R.S. - Surtout qu’il s’est approprié le Zaoum qui est en fait la propriété de Khlebnikov.

I.I. - Alors, il ne faut pas le citer.


R.S. - Mais il faut que les gens comprennent.

I.I. - Je dis que ce n’est pas digne de toi, si tu veux être un Cézanne ou autre, de parler des escrocs sans lendemain. Ce n’est pas à nous de parler de Déroulède ou de n’importe quelle connerie...


R.S. - ... Donc tu privilégies...

I.I. - ... la construction, la conscience de toute la culture, avec la chimie, la physique, la médecine, l’économie politique, l’économie nucléaire, l’hyperthéologie, etc., etc., et la poésie lettriste et la musique, ce n’est qu’une petite partie de l’ensemble qui est la Kladologie.


R.S. - Ce n’est pas utilisable dit comme ça...

I.I. - ... Sì!


R.S. - ... dans le cadre d’un...

I.I. - Non... attends...


R.S. - On en est à Dada. Tu privilégies Ubu au détriment de Dada, mais...

I.I. - ... la pataphysique...


R.S. - ... il n’en reste pas moins que c’est toi qui, le premier, a placé Dada et le Surréalisme, Tzara et Breton, dans l’histoire quintessentielle de l’évolution de la poésie moderne.

I.I. - Oui et encore Apollinaire...


R.S. - Donc tu as défendu Dada.

I.I. - J’ai défendu la poésie depuis les origines, depuis Homère, jusqu’à l’amplique, jusqu’à Victor Hugo et Musset et puis de Baudelaire jusqu’à Apollinaire, Dada et les surréalistes... je les accepte... qu’est-ce que je peux faire d’autre?

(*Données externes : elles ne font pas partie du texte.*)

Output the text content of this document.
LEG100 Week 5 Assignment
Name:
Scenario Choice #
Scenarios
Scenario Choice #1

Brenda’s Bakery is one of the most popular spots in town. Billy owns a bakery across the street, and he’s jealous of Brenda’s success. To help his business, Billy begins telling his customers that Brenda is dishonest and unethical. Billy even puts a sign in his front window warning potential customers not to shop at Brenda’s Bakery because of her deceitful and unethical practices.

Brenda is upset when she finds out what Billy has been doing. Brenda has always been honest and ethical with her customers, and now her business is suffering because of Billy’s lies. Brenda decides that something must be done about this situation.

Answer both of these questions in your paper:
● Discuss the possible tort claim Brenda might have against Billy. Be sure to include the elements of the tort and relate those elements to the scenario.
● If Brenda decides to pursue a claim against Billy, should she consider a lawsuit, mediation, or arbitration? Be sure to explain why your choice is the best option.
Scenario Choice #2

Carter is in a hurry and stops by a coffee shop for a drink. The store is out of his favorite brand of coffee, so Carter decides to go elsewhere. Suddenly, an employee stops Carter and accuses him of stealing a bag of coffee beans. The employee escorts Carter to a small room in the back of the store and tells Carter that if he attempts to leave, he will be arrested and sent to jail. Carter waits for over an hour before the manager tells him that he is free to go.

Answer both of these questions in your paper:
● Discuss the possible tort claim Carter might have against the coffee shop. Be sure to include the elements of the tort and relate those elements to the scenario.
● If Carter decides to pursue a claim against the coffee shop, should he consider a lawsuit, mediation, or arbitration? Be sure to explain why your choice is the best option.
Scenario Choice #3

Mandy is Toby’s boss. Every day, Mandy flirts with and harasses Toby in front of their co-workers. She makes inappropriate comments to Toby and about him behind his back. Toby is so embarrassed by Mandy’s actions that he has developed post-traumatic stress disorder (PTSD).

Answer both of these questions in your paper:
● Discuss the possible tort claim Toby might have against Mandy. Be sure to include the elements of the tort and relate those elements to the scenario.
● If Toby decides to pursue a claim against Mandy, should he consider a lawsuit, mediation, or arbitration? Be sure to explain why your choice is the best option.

R.S. - Oui, alors que personne ne les acceptait, qu’ils ne s'acceptaient même pas eux-mêmes, c’était le cas de Tzara qui avait renoncé à Dada.

I.I. - ça, il faut l’écrire en gros.


R.S. - Bon... tout le dadaïsme dans la poésie, pour toi, c’est du ready-made sonore.

I.I. - Oui... destruction... des combinaisons de mots... c’était de la sous-pataphysique.


R.S. - ... l’association aléatoire de mots, mais offerte sous forme de ready-made en tant que c’était issu de dialectes et de langages que lon nous présentait en France...

I.I. - ... Non, mais non... en réalité les premiers poèmes dadaïstes de Tzara, 25 poèmes et Monsieur Antipyrine, c’est absurde, c’est la rencontre absurde de mots. lls n’ont jamais dit des lettres en soi...


R.S. - Je me suis mal exprimé, je dis cela pour toute la partie dite phonétique qui est incluse dans le dadaïsme, là ce sont des ready-made sonores...

I.I. - Mais ils ne faisaient pas attention à la poésie phonétique, ils faisaient des combinaisons de mots absurdes...


R.S. - De mots absurdes donc...

I.I. - Des mots... rien de phonétique...


R.S. - Donc, comme ils ne les inventaient pas, ils allaient les chercher dans d’autres civilisations.

I.I. - Non ! C’était majoritairement avec des mots français, est-ce que tu as lu les poèmes de Tzara...


R.S. - ... oui, mais il y a les mots maoris.

I.I. - Oh oui, mais ça, c’est après...


R.S. – Mais  « Karawane » aussi...

I.I. - Oui, mais l’auteur de Karawane (Hugo Ball - NdR). Je ne sais pas si tu as lu son théâtre, il a fini dans le catholicisme.


R.S. - Oui, je suis d’accord et également dans la philosophie du Moyen Age... Mais ce sont là les données concrètes que les gens prennent pour les opposer au lettrisme.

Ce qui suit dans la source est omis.